03/31/2014 12:12 pm ET Updated May 30, 2014

Athletic Boosters Beware: Government Orders Michigan School to Tear Down Fund-Raised Improvements

If you think you fund-raise for the benefit of your child's athletic team, think again. The rules of Title IX compliance, concerning gender equity, may prohibit you from accomplishing your goals.

The Plymouth High School Baseball Boosters in Michigan are stunned by a Department of Education decision and in this case, they are required by the federal government to immediately tear down fund-raised improvements to bleachers.

A significant turn of events at a program where I was a booster has raised an equity challenge as to how sports will benefit from booster's efforts. There is a proud history and significantly organized effort at the Plymouth/Canton school system for baseball fund-raising including golf tournaments, bowling, dances, school-spirit clothing, and concessions.

The baseball booster club raised funds over six years to change the configuration of their bleachers. Since spectators had trouble seeing the playing field, the boosters raised funds to revamp the bleachers for more visibility and provide stadium seating, installed by volunteers. Again, these were bleachers, places for the spectators to see the games, not perform the athletic competition.

Literal interpretation of the provisions of Title IX has dramatically changed the ability of athletic supporters to earmark their fund-raising goals. Gender equality is raising its head in unusual ways. A gender equity complaint was filed with the Department of Education by an anonymous source claiming a violation of Title IX. The reason the source requested anonymity has been withheld. The concern: new bleachers were not also constructed at the adjacent women's softball field.

Booster clubs can raise funds for this purpose but it places school administration in jeopardy with their responsibility to provide "in kind" benefits to an equivalent sport; in this case, women's softball. There is no requirement to share fund-raised money, but the school system must provide parity in some form.

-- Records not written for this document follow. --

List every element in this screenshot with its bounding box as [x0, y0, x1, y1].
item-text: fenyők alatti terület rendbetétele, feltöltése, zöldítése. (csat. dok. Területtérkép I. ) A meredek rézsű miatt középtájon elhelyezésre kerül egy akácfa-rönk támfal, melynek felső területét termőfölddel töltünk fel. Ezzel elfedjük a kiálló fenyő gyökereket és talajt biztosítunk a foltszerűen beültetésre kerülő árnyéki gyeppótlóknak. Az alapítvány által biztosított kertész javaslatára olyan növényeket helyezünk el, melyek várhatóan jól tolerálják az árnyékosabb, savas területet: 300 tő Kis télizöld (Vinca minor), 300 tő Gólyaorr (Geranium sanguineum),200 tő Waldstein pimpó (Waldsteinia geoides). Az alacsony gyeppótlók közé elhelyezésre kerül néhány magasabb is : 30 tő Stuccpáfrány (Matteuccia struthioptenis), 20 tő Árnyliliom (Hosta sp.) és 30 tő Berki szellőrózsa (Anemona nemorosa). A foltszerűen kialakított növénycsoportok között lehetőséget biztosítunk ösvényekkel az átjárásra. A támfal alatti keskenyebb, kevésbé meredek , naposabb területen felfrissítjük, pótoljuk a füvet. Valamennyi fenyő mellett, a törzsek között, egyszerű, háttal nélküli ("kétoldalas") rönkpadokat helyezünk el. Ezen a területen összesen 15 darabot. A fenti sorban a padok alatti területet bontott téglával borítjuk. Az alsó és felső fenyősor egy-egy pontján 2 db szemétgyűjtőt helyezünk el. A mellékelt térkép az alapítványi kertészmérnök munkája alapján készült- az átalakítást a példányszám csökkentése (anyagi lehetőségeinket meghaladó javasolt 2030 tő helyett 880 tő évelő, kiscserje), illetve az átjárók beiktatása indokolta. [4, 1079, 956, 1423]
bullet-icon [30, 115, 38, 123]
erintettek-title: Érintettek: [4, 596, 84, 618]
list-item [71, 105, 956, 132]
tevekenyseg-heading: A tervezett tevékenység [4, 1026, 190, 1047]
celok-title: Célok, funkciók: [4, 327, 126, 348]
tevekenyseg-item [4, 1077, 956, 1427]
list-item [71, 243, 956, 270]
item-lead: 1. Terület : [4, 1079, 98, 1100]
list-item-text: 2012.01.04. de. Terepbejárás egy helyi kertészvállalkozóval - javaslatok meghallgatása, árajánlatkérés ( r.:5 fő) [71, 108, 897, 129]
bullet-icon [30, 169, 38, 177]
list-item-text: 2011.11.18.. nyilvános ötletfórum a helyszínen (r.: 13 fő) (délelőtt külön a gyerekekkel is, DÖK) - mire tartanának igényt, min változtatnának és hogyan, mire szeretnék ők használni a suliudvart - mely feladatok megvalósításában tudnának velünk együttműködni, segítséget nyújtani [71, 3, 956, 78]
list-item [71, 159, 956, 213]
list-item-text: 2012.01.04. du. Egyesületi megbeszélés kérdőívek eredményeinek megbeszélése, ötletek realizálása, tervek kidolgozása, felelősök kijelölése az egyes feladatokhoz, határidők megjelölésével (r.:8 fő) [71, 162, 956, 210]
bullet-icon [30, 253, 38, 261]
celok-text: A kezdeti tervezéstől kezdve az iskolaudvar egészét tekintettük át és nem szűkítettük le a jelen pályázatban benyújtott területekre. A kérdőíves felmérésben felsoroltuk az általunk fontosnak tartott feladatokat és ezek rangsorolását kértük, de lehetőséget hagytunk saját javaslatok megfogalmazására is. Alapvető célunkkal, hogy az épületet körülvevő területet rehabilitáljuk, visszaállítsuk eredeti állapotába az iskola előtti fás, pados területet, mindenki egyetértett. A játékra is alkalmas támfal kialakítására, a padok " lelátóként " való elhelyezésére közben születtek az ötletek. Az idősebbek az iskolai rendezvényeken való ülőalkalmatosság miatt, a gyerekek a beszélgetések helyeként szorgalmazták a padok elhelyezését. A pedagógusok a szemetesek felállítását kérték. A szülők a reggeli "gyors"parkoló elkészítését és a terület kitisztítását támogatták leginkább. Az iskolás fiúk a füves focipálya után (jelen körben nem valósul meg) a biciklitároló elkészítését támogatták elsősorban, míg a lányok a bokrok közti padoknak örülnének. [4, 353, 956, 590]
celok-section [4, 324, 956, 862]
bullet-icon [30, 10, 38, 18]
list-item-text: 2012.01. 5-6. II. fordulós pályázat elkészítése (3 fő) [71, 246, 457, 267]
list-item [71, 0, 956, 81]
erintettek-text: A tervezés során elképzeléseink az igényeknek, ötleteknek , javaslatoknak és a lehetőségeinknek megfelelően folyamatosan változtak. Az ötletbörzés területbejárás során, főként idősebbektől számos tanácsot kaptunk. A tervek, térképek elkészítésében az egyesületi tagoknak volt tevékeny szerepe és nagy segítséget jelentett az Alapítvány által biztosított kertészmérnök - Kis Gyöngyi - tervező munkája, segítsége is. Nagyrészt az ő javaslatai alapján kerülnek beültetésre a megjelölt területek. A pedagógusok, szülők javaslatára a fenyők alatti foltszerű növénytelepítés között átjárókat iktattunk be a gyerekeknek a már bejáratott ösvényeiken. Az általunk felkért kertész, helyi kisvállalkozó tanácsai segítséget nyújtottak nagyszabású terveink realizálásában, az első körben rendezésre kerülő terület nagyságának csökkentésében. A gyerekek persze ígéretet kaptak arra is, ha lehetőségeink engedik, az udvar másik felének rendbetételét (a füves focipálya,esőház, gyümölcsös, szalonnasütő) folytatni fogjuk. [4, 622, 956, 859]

Comparable fund-raising was not pursued by women's softball boosters and there is no public money available for renovation of the softball bleachers. There was also a complaint that the bleachers were not handicap compliant; easily remedied. Another complaint, a new scoreboard was constructed; there are plans for a new women's softball scoreboard.

The federal government issued the citation to the school system ordering them to tear down the new bleachers, claiming unequal facilities for like-sports... and tear them down they did without further ado.

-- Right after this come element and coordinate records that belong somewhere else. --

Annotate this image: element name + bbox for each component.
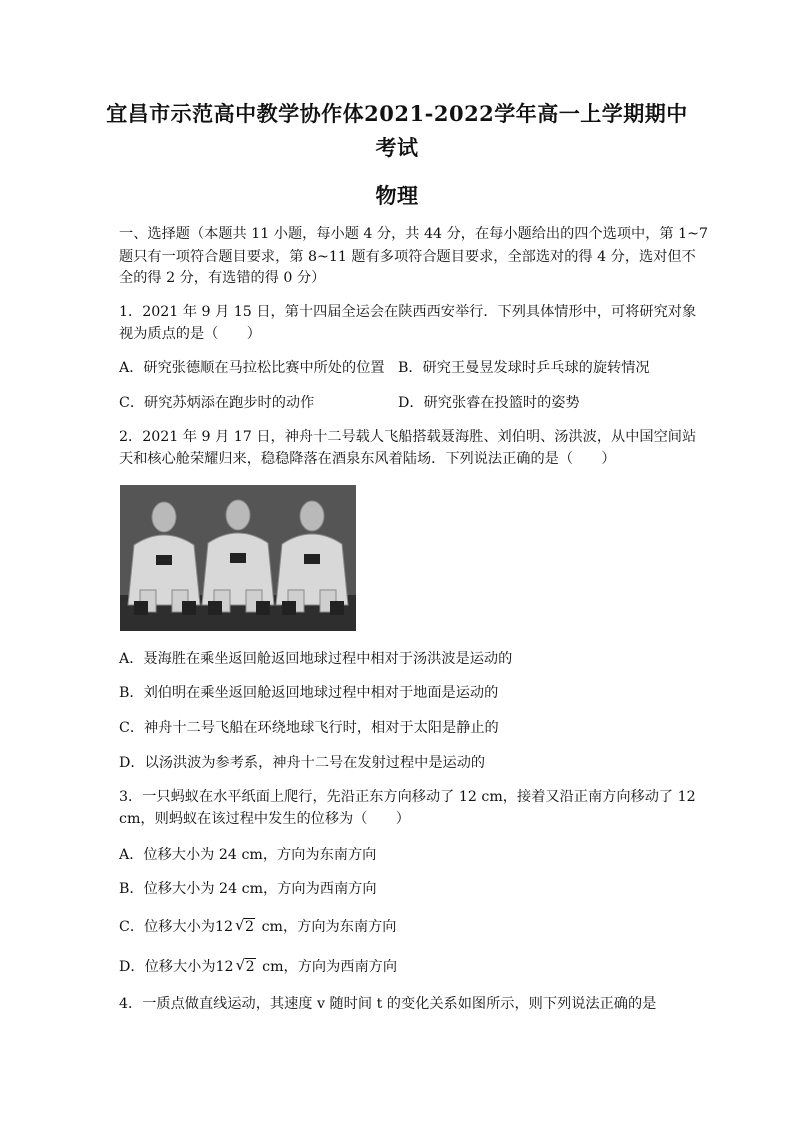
- q2-option-c: C．神舟十二号飞船在环绕地球飞行时，相对于太阳是静止的: [119, 720, 499, 736]
- q2-stem-line1: 2．2021 年 9 月 17 日，神舟十二号载人飞船搭载聂海胜、刘伯明、汤洪波，从中国空间站: [119, 429, 697, 445]
- subject-title: 物理: [375, 183, 419, 208]
- q1-option-b: B．研究王曼昱发球时乒乓球的旋转情况: [398, 360, 650, 376]
- q1-option-c: C．研究苏炳添在跑步时的动作: [119, 395, 315, 411]
- q3-stem-line2: cm，则蚂蚁在该过程中发生的位移为（ ）: [119, 811, 410, 827]
- astronauts-illustration: [120, 485, 356, 631]
- q3-option-c-suffix: cm，方向为东南方向: [257, 919, 397, 935]
- section-instructions-line2: 题只有一项符合题目要求，第 8~11 题有多项符合题目要求，全部选对的得 4 分，选对但不: [119, 249, 696, 265]
- section-instructions-line1: 一、选择题（本题共 11 小题，每小题 4 分，共 44 分，在每小题给出的四个选项中，第 1~7: [119, 226, 709, 242]
- q2-option-a: A．聂海胜在乘坐返回舱返回地球过程中相对于汤洪波是运动的: [119, 651, 513, 667]
- q2-option-b: B．刘伯明在乘坐返回舱返回地球过程中相对于地面是运动的: [119, 685, 499, 701]
- sqrt-symbol: √ 2: [235, 916, 255, 935]
- q3-option-b: B．位移大小为 24 cm，方向为西南方向: [119, 881, 377, 897]
- q3-option-c-radicand: 2: [245, 919, 255, 935]
- sqrt-symbol: √ 2: [235, 956, 255, 975]
- section-instructions-line3: 全的得 2 分，有选错的得 0 分）: [119, 270, 326, 286]
- q3-option-c: [119, 918, 397, 936]
- q1-stem-line1: 1．2021 年 9 月 15 日，第十四届全运会在陕西西安举行．下列具体情形中，可将研究对象: [119, 304, 697, 320]
- q1-stem-line2: 视为质点的是（ ）: [119, 326, 261, 342]
- q3-option-d-suffix: cm，方向为西南方向: [257, 959, 398, 975]
- q1-option-d: D．研究张睿在投篮时的姿势: [398, 395, 580, 411]
- exam-title-line1: 宜昌市示范高中教学协作体2021-2022学年高一上学期期中: [106, 101, 688, 126]
- q3-option-d: [119, 958, 397, 976]
- q2-stem-line2: 天和核心舱荣耀归来，稳稳降落在酒泉东风着陆场．下列说法正确的是（ ）: [119, 451, 616, 467]
- astronauts-photo: [120, 485, 356, 631]
- q3-option-c-coefficient: 12: [214, 919, 234, 935]
- q3-option-c-prefix: C．位移大小为: [119, 919, 215, 935]
- q3-option-a: A．位移大小为 24 cm，方向为东南方向: [119, 847, 377, 863]
- q2-option-d: D．以汤洪波为参考系，神舟十二号在发射过程中是运动的: [119, 755, 486, 771]
- q3-stem-line1: 3．一只蚂蚁在水平纸面上爬行，先沿正东方向移动了 12 cm，接着又沿正南方向移动了 12: [119, 789, 696, 805]
- q3-option-d-radicand: 2: [245, 959, 255, 975]
- q1-option-a: A．研究张德顺在马拉松比赛中所处的位置: [119, 360, 385, 376]
- q4-stem-line1: 4．一质点做直线运动，其速度 v 随时间 t 的变化关系如图所示，则下列说法正确的是: [119, 996, 657, 1012]
- q3-option-d-prefix: D．位移大小为: [119, 959, 216, 975]
- q3-option-d-coefficient: 12: [215, 959, 234, 975]
- exam-title-line2: 考试: [375, 135, 419, 160]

According to Plymouth High School Superintendent Michael Meissen, "the school will hold onto the new bleachers until they can come up with a plan that adheres to strict government rules and is "fair to everyone." But the locals are looking for what is "fair" and why there is no challenge to the decision.

Title IX provides a mechanism for redress. But does this tear-down order go too far? Most agree that it does. This construction could not have been accomplished in secret, assuming the Plymouth Canton School System was not oblivious to this improvement. There must have been meetings with the athletic director, administrators, and athletic boosters.

The lingering message: by federal mandate your fund raising efforts, while well intentioned, may result in ill consequences for the very school district and athletic program you intend to help. But the fact is that all athletic booster programs are not created equal. Some work harder and smarter and have better success. Some don't raise funds at all. Is there parity between men's and women's athletic supporters? Not necessarily.

Shouldn't that have been part of the equation that the Department of Education would consider in their automatic tear down order?

Public outrage asks whether the DOE considered all factors about the bleacher project; fan seating was created by boosters, for fans, not a playing field issue but a facility issue nonetheless. With this perceived over-regulation by the federal government, have athletic boosters reached a point when they cannot choose their fundraising priorities without creating an inequity that the school system would need to remedy? In times of financial belt-tightening, disincentives for supporting athletics are counterproductive to the needs of schools. Boosters have always been eager devotees of kid's community sports, willing to work for their noble cause. They may not be so eager in the future.

Lest we not forget there is a team of ballplayers getting ready for their season, a community of athletic boosters demoralized, and a school administration that must comply with federal Department of Education orders. Hoping for a good resolution for Plymouth Canton baseball players, coaches and boosters.